Sevag’s funeral was turned into a military show and ceremony of Turkification, with such a high number of army officers and government officials that they filled up the Surp Vartanants Church and left others in the garden, unable to go in. The soldiers loudly warned people to “step back” for the army generals to pass, and the coffin was adorned by the Turkish flag that, hours later, was held out to Sevag’s father by an army officer to kiss.

Now I take the liberty to quote in full what Talin Suciyan wrote in the May 6th issue of Agos, in response to the Turkish minister of EU affairs’ words about Sevag’s “representing the colors of Anatolia,” because nothing can express better what Armenians in Turkey were subjected to with the whole affair:

“First you made me into a tessera in your mosaic of cultures just to be able to put up with me. But soon you found that too static and resorted to the image of ebru.[4] Whether an ebru or a tessera, you all agreed that I was ‘a color of Anatolia.’ Yet, I’m neither your ebru nor your tessera, nor am I a color of your Anatolia. I know that I can acquire a color only if I’m dead and gone, mute and traceless; more colorful I become as you further destroy my history.” ‘What are you then?’ you might ask. I’m the child of the remnants of sword; the daughter of women whose bodies have been ravaged; the daughter of a people that many times have been forced to exile and whose traces have been erased throughout the last century from the land it lived on for millennia. I’m the daughter of a people that has been captivated, alienated from itself, subjugated, and whose existence as well as extermination have been denied, and temples, schools, foundations, even the hearts and minds of its members have been turned inside out. They call me a Turkish Armenian.”
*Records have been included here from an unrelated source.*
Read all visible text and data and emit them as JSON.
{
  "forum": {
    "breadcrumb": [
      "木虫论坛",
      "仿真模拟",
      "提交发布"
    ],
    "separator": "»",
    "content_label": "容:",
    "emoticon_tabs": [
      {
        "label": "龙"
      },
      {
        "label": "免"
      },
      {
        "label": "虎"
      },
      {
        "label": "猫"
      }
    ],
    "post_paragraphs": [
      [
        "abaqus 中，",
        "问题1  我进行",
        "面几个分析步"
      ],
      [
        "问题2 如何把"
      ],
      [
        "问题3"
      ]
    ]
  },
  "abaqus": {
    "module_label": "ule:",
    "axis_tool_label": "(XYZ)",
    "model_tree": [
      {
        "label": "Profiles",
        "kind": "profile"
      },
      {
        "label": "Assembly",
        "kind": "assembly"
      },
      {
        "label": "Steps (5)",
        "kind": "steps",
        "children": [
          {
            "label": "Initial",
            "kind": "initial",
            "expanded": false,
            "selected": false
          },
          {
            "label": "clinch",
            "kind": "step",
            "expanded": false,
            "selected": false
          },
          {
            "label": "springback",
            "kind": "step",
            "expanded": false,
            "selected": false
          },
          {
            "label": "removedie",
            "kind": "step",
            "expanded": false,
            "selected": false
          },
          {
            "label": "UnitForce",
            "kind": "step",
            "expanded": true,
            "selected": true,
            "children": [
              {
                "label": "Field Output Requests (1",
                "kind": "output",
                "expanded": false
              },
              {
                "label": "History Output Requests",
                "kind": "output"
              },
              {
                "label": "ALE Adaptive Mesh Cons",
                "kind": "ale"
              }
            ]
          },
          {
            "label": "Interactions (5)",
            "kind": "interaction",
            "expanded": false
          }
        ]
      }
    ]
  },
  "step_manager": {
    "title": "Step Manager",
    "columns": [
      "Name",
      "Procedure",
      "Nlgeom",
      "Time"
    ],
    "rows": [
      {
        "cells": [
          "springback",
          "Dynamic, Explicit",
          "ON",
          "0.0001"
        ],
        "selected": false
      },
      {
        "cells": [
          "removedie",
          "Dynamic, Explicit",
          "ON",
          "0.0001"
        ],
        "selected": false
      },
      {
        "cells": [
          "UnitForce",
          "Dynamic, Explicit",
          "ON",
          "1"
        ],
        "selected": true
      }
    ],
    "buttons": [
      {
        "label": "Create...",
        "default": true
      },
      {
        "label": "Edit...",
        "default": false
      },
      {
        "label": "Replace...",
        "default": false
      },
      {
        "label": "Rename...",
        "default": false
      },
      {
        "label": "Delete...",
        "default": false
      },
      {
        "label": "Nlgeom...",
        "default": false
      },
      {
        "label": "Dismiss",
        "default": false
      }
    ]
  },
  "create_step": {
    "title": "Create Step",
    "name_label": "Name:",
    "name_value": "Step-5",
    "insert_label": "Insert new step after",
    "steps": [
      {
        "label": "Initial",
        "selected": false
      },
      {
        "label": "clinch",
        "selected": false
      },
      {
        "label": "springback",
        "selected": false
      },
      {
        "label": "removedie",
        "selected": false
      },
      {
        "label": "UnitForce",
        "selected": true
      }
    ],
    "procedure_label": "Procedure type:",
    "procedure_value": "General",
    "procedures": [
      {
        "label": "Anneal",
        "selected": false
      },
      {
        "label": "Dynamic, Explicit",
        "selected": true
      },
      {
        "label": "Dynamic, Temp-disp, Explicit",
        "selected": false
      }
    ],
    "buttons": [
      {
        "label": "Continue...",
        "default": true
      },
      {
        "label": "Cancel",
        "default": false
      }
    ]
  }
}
“On April 24th, an Armenian died (shot dead) in barracks. The Armenians knew from their guts what that meant. But the minister for EU Affairs, Egemen Bagis, says that ‘our brother Sevag represents the colors of Anatolia.’ Bagis is right: A dead Armenian is always ‘our brother’! And yes, we do represent a color: A deep, bottomless black. An infinite black!”

“Sevag’s pitch-black eyes are staring at us; Sevag is draped in the blackest of all colors. Will you be able to look into those eyes without that gibberish about food, folk songs, and brotherhood? Don’t try to feel the suffering that has lasted a century. But you can understand the oppression we were subjected to at Sevag’s funeral ceremony; how the church has been taken away from its congregation and the funeral from its rightful owners. And just by looking at the archbishop’s post-service speech, you can understand how the Armenians remaining in Turkey have been sentenced to pay a perennial price for their survival. Don’t expect us to talk any longer, for words stand in front of us and laugh mockingly as we try harder to tell. Share in this loneliness.[5]

The young journalist from Yerevan was looking at me sadly. She had just finished the frustrating story of her days in Turkey, contacting various people from all walks of life. “I will not come to Turkey again, I don’t want to,” she said, lowering her eyes. “Maybe I would as a journalist for professional reasons, but not as a visitor.”

“Then I will come to Yerevan,” I said. “We will meet there.”